Vitória do ANC na África do Sul decepciona analistas
12 de maio de 2014O Congresso Nacional Africano (ANC, na sigla em inglês) conseguiu uma clara vitória nas eleições gerais da última quarta-feira (07.05.14) com 62,15% dos votos, alcançando assim a sua quinta maioria absoluta consecutiva no Parlamento.
Com o resultado, o ANC, há 20 anos no poder, irá reconduzir o seu líder e actual chefe de Estado, Jacob Zuma, ao cargo de Presidente pelos próximos cinco anos.
De acordo com o acadêmico e analista português, José Francisco Pavia, a vitória esmagadora do ANC prova, mais uma vez, o receio dos africanos em afastar os partidos que lutaram pela independência de seus países.
"Eu diria que em Moçambique é a mesma coisa, em Angola é a mesma coisa e, dependendo, em outros países será a mesma coisa," afirma.
O acadêmico explica que a democracia consiste não apenas na realização de eleições periódicas, mas também na alternância democrática.
"Alternância com alternativas. Não havendo alternância democrática - como tem acontecido em Moçambique, em Angola e na África do Sul - isso acaba por levar ao cansaço dos eleitores," considera.
Elevada insatisfação popular
O chefe do Departamento de Direito Constitucional, Internacional e Público da Universidade da África do Sul (Unisa), o acadêmico alemão Andre Thomashausen, destaca que o ANC não resolveu os problemas do povo.
"A estabilidade da África do Sul nunca foi garantida e vê-se que há grandes rupturas sociais, grandes rupturas económicas," diz.
"A África do Sul, hoje, é o país com o pior índice de Gini, que é o índice que dá uma medida da distância entre a maioria da população pobre e os ricos dessa população," acrescenta.
Exatamente devido à elevada onda de insatisfação popular no país, José Francisco Pavia caracteriza a vitória do ANC como surpreendente.
"Como nós sabemos, existe uma enorme taxa de desemprego, existe uma série de questões que não são resolvidas na África do Sul e esperar-se-ia que eventualmente essa insatisfação fosse canalizada através do voto, que eventualmente poderia, digamos, capitalizar essa insatisfação," avalia.
Como isso não aconteceu, o acadêmico português considera o resultado "um pouco decepcionante."
Evasão do capital estrangeiro
Para Andre Thomashausen, com o Congresso Nacional Africano no poder, os países vizinhos poderão beneficiar de um possível remanejamento dos investimentos estrangeiros.
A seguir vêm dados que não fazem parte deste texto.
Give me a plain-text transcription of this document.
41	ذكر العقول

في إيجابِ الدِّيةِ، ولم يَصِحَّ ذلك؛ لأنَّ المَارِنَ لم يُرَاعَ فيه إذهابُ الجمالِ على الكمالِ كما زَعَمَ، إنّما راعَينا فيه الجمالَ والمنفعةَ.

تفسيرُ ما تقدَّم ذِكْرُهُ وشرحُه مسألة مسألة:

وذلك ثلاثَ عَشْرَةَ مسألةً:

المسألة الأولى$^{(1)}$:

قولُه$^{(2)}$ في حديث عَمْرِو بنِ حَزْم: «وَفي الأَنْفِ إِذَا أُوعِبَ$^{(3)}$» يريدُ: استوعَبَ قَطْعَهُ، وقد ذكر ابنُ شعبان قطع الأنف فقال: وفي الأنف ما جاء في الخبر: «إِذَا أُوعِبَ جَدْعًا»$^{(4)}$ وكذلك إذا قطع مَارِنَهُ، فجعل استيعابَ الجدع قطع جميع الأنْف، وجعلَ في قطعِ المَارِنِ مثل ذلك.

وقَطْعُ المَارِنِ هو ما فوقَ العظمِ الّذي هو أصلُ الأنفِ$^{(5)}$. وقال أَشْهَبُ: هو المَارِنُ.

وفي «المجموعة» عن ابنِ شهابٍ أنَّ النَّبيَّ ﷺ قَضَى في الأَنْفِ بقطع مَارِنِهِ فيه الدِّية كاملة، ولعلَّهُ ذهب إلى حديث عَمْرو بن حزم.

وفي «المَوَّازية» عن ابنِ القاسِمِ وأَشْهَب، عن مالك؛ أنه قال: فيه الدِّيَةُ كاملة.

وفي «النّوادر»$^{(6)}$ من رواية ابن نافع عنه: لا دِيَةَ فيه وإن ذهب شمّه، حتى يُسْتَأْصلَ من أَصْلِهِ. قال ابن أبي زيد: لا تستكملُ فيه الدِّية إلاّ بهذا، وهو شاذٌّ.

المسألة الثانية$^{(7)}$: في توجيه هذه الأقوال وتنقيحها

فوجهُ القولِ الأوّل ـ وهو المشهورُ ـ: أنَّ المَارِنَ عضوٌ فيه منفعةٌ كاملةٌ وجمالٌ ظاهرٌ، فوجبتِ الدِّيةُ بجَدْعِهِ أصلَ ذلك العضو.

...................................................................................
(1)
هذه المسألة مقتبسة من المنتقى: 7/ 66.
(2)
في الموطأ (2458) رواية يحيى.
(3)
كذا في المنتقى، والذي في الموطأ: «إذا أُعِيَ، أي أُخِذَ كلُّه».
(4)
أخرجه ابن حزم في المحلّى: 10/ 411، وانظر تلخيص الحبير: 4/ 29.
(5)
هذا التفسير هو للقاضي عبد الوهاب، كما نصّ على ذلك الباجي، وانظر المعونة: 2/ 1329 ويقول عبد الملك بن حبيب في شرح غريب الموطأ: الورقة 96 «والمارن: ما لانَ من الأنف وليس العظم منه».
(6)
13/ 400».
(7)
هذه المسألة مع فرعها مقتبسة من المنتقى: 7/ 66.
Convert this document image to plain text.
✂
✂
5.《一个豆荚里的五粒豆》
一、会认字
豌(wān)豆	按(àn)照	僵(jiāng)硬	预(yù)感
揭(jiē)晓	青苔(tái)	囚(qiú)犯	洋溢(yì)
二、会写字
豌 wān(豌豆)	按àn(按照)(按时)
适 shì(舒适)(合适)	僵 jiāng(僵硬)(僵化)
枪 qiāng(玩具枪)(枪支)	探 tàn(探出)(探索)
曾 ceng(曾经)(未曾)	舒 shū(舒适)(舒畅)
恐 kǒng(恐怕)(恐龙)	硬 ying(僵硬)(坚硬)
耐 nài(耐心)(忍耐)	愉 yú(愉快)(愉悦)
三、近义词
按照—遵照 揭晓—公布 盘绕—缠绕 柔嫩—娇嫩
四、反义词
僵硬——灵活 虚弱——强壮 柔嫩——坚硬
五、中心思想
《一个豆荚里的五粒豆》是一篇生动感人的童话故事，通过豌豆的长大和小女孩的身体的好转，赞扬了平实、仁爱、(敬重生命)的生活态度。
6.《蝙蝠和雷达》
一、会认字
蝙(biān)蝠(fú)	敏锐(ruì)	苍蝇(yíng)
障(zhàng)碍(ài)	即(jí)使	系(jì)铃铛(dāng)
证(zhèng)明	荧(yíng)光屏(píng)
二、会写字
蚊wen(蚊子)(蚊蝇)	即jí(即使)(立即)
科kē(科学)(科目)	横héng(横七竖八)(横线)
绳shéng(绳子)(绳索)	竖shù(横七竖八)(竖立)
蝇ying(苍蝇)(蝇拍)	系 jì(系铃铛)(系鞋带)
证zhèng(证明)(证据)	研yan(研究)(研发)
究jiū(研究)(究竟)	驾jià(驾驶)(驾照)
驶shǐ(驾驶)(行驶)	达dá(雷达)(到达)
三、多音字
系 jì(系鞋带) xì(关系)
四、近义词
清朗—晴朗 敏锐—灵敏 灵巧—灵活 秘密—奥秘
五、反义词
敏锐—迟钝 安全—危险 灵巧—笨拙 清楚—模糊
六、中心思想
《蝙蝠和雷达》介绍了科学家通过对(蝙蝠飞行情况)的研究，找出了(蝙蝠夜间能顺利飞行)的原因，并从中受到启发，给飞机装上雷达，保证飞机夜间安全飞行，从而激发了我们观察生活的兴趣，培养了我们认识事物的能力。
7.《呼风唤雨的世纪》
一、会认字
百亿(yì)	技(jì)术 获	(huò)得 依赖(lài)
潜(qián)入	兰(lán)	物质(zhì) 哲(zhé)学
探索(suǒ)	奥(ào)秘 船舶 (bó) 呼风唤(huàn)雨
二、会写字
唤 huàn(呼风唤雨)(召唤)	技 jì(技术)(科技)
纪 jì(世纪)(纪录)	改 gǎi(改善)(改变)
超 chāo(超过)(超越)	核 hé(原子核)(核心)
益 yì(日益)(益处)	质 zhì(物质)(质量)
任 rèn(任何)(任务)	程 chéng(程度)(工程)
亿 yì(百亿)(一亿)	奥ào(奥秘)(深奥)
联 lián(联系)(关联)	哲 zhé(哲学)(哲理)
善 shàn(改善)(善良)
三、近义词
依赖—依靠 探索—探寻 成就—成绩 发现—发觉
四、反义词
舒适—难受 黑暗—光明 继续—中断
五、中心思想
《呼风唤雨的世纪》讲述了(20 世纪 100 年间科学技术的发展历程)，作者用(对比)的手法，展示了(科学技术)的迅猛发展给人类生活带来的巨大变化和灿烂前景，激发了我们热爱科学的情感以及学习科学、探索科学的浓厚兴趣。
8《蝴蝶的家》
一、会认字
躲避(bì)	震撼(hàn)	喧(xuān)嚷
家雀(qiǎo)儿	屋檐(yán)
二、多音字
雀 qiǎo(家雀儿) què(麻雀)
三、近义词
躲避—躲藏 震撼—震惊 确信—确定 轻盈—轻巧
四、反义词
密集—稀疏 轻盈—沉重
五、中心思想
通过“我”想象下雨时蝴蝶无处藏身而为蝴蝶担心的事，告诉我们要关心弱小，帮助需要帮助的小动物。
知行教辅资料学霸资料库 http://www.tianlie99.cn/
"O endurecimento da vaga das greves - que já se alastra desde há seis meses - e como consequência, possivelmente, uma fuga ou saída do capital investido no setor mineiro, o que poderá beneficiar diretamente os países vizinhos, especialmente Moçambique e Zimbábue."
Thomashausen defende ainda que a existência de uma hegemonia sul-africana ganhou vida somente na imaginação dos políticos do país, "porque na realidade económica, hoje em dia, um país como Angola já tem um peso e uma influência dentro da União Africana talvez até superior à África do Sul e Moçambique está em boas vias de conseguir um estatuto muito semelhante ao de Angola, com a concretização da exploração do gás natural."
Refira-se que mais de 73% dos 25 milhões de cidadãos registados para votar compareceram às urnas na África do Sul.